AdvancedPython~25 min

Production Context Management

Short-term vs long-term memory, context pruning, multi-user isolation, monitoring, and the right Valkey data structure for each context type.

Short-term vs Long-term Memory

The memory layer is the foundation of context engineering at scale. Valkey supports both memory types through TTL management:

import valkey
import json
import time

client = valkey.Valkey(host="localhost", port=6379, decode_responses=True)

# Short-term memory: active session context (low TTL)
def store_short_term(session_id: str, key: str, value: str, ttl: int = 1800):
    """Store session-scoped context that expires after inactivity."""
    client.hset(f"session:{session_id}", key, value)
    client.expire(f"session:{session_id}", ttl)

# Long-term memory: persists across sessions (no TTL or high TTL)
def store_long_term(user_id: str, key: str, value: str):
    """Store cross-session user knowledge that persists indefinitely."""
    client.hset(f"memory:{user_id}", key, value)
    # No EXPIRE - this persists

# Example
store_short_term("sess_100", "current_topic", "billing")
store_short_term("sess_100", "escalation_level", "0")
store_long_term("alice", "communication_style", "prefers concise answers")
store_long_term("alice", "timezone", "America/Los_Angeles")
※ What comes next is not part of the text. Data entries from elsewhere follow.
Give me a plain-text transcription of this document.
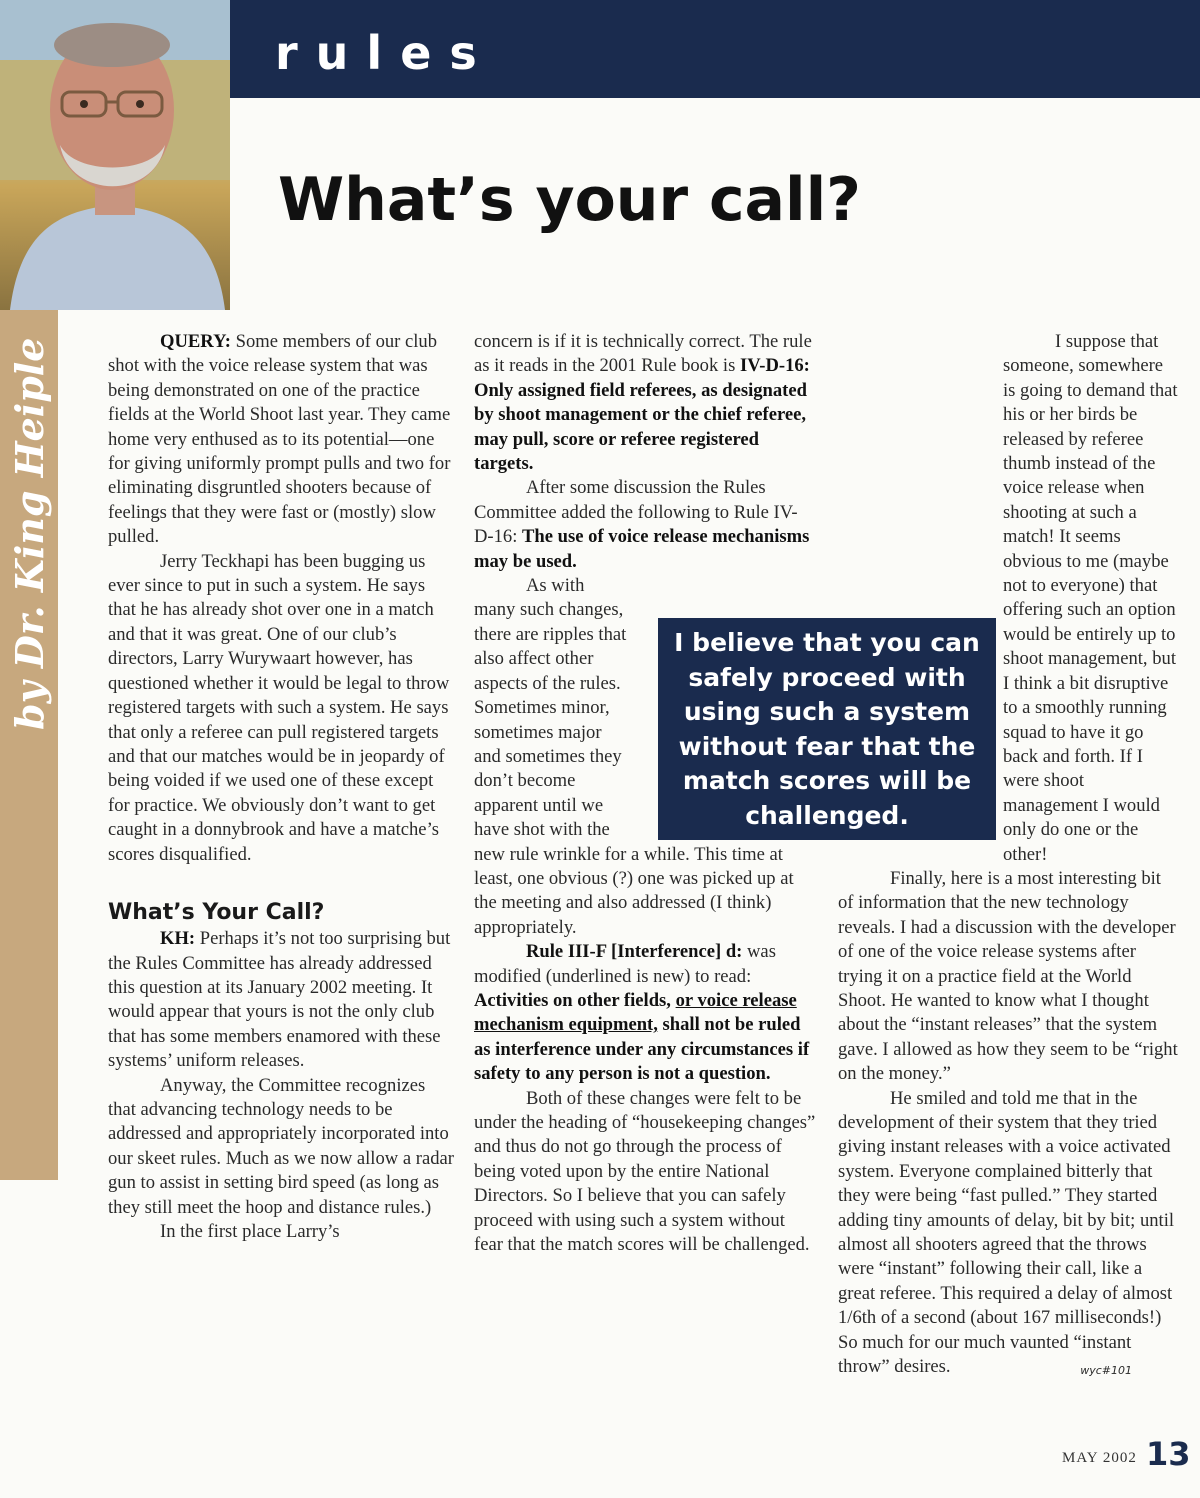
rules
What’s your call?
by Dr. King Heiple	QUERY: Some members of our club shot with the voice release system that was being demonstrated on one of the practice fields at the World Shoot last year. They came home very enthused as to its potential—one for giving uniformly prompt pulls and two for eliminating disgruntled shooters because of feelings that they were fast or (mostly) slow pulled.

Jerry Teckhapi has been bugging us ever since to put in such a system. He says that he has already shot over one in a match and that it was great. One of our club’s directors, Larry Wurywaart however, has questioned whether it would be legal to throw registered targets with such a system. He says that only a referee can pull registered targets and that our matches would be in jeopardy of being voided if we used one of these except for practice. We obviously don’t want to get caught in a donnybrook and have a matche’s scores disqualified.

What’s Your Call?

KH: Perhaps it’s not too surprising but the Rules Committee has already addressed this question at its January 2002 meeting. It would appear that yours is not the only club that has some members enamored with these systems’ uniform releases.

Anyway, the Committee recognizes that advancing technology needs to be addressed and appropriately incorporated into our skeet rules. Much as we now allow a radar gun to assist in setting bird speed (as long as they still meet the hoop and distance rules.)

In the first place Larry’s

concern is if it is technically correct. The rule as it reads in the 2001 Rule book is IV-D-16: Only assigned field referees, as designated by shoot management or the chief referee, may pull, score or referee registered targets.

After some discussion the Rules Committee added the following to Rule IV-D-16: The use of voice release mechanisms may be used.

As with many such changes, there are ripples that also affect other aspects of the rules. Sometimes minor, sometimes major and sometimes they don’t become apparent until we have shot with the new rule wrinkle for a while. This time at least, one obvious (?) one was picked up at the meeting and also addressed (I think) appropriately.

Rule III-F [Interference] d: was modified (underlined is new) to read: Activities on other fields, or voice release mechanism equipment, shall not be ruled as interference under any circumstances if safety to any person is not a question.

Both of these changes were felt to be under the heading of “housekeeping changes” and thus do not go through the process of being voted upon by the entire National Directors. So I believe that you can safely proceed with using such a system without fear that the match scores will be challenged.

I suppose that someone, somewhere is going to demand that his or her birds be released by referee thumb instead of the voice release when shooting at such a match! It seems obvious to me (maybe not to everyone) that offering such an option would be entirely up to shoot management, but I think a bit disruptive to a smoothly running squad to have it go back and forth. If I were shoot management I would only do one or the other!

Finally, here is a most interesting bit of information that the new technology reveals. I had a discussion with the developer of one of the voice release systems after trying it on a practice field at the World Shoot. He wanted to know what I thought about the “instant releases” that the system gave. I allowed as how they seem to be “right on the money.”

He smiled and told me that in the development of their system that they tried giving instant releases with a voice activated system. Everyone complained bitterly that they were being “fast pulled.” They started adding tiny amounts of delay, bit by bit; until almost all shooters agreed that the throws were “instant” following their call, like a great referee. This required a delay of almost 1/6th of a second (about 167 milliseconds!) So much for our much vaunted “instant throw” desires.	wyc#101

I believe that you can safely proceed with using such a system without fear that the match scores will be challenged.
MAY 2002 13
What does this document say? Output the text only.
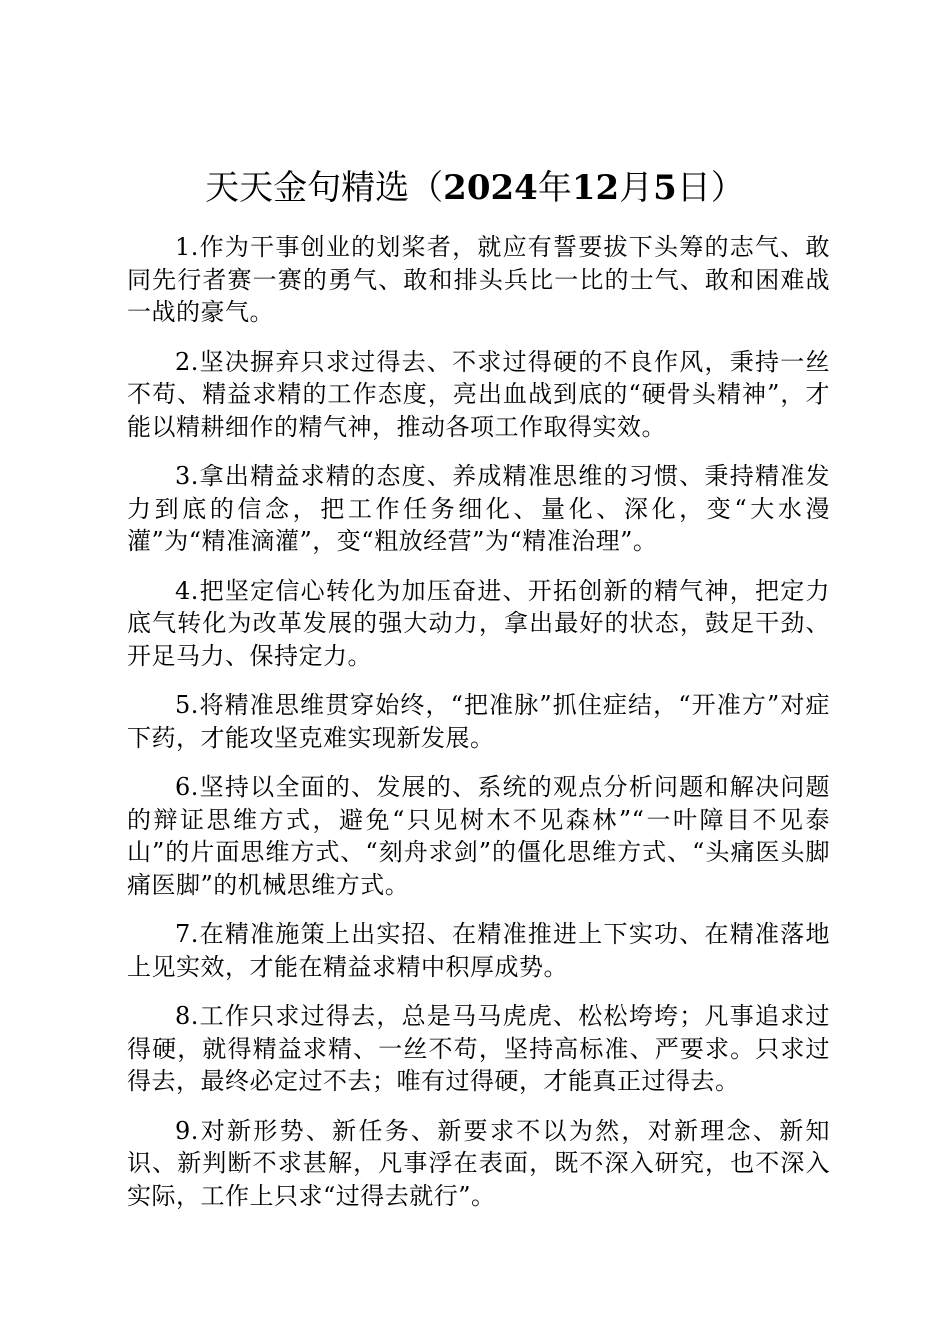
天天金句精选（2024年12月5日）

1.作为干事创业的划桨者，就应有誓要拔下头筹的志气、敢同先行者赛一赛的勇气、敢和排头兵比一比的士气、敢和困难战一战的豪气。

2.坚决摒弃只求过得去、不求过得硬的不良作风，秉持一丝不苟、精益求精的工作态度，亮出血战到底的“硬骨头精神”，才能以精耕细作的精气神，推动各项工作取得实效。

3.拿出精益求精的态度、养成精准思维的习惯、秉持精准发力到底的信念，把工作任务细化、量化、深化，变“大水漫灌”为“精准滴灌”，变“粗放经营”为“精准治理”。

4.把坚定信心转化为加压奋进、开拓创新的精气神，把定力底气转化为改革发展的强大动力，拿出最好的状态，鼓足干劲、开足马力、保持定力。

5.将精准思维贯穿始终，“把准脉”抓住症结，“开准方”对症下药，才能攻坚克难实现新发展。

6.坚持以全面的、发展的、系统的观点分析问题和解决问题的辩证思维方式，避免“只见树木不见森林”“一叶障目不见泰山”的片面思维方式、“刻舟求剑”的僵化思维方式、“头痛医头脚痛医脚”的机械思维方式。

7.在精准施策上出实招、在精准推进上下实功、在精准落地上见实效，才能在精益求精中积厚成势。

8.工作只求过得去，总是马马虎虎、松松垮垮；凡事追求过得硬，就得精益求精、一丝不苟，坚持高标准、严要求。只求过得去，最终必定过不去；唯有过得硬，才能真正过得去。

9.对新形势、新任务、新要求不以为然，对新理念、新知识、新判断不求甚解，凡事浮在表面，既不深入研究，也不深入实际，工作上只求“过得去就行”。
Memory Type	TTL	Valkey Key Pattern	Use Case
Short-term (session)	30 min	`session:{session_id}`	Current task state, tool outputs
Short-term (chat)	30 min	`chat:{session_id}`	Conversation messages
Long-term (user)	None	`memory:{user_id}`	Preferences, past interactions
Long-term (summary)	30 days	`summary:{user_id}:{date}`	Session summaries for future reference

Context Pruning

Not everything belongs in the context window. Prune aggressively:

def prune_old_messages(session_id: str, max_messages: int = 20):
    """Keep only the most recent messages."""
    client.ltrim(f"chat:{session_id}", -max_messages, -1)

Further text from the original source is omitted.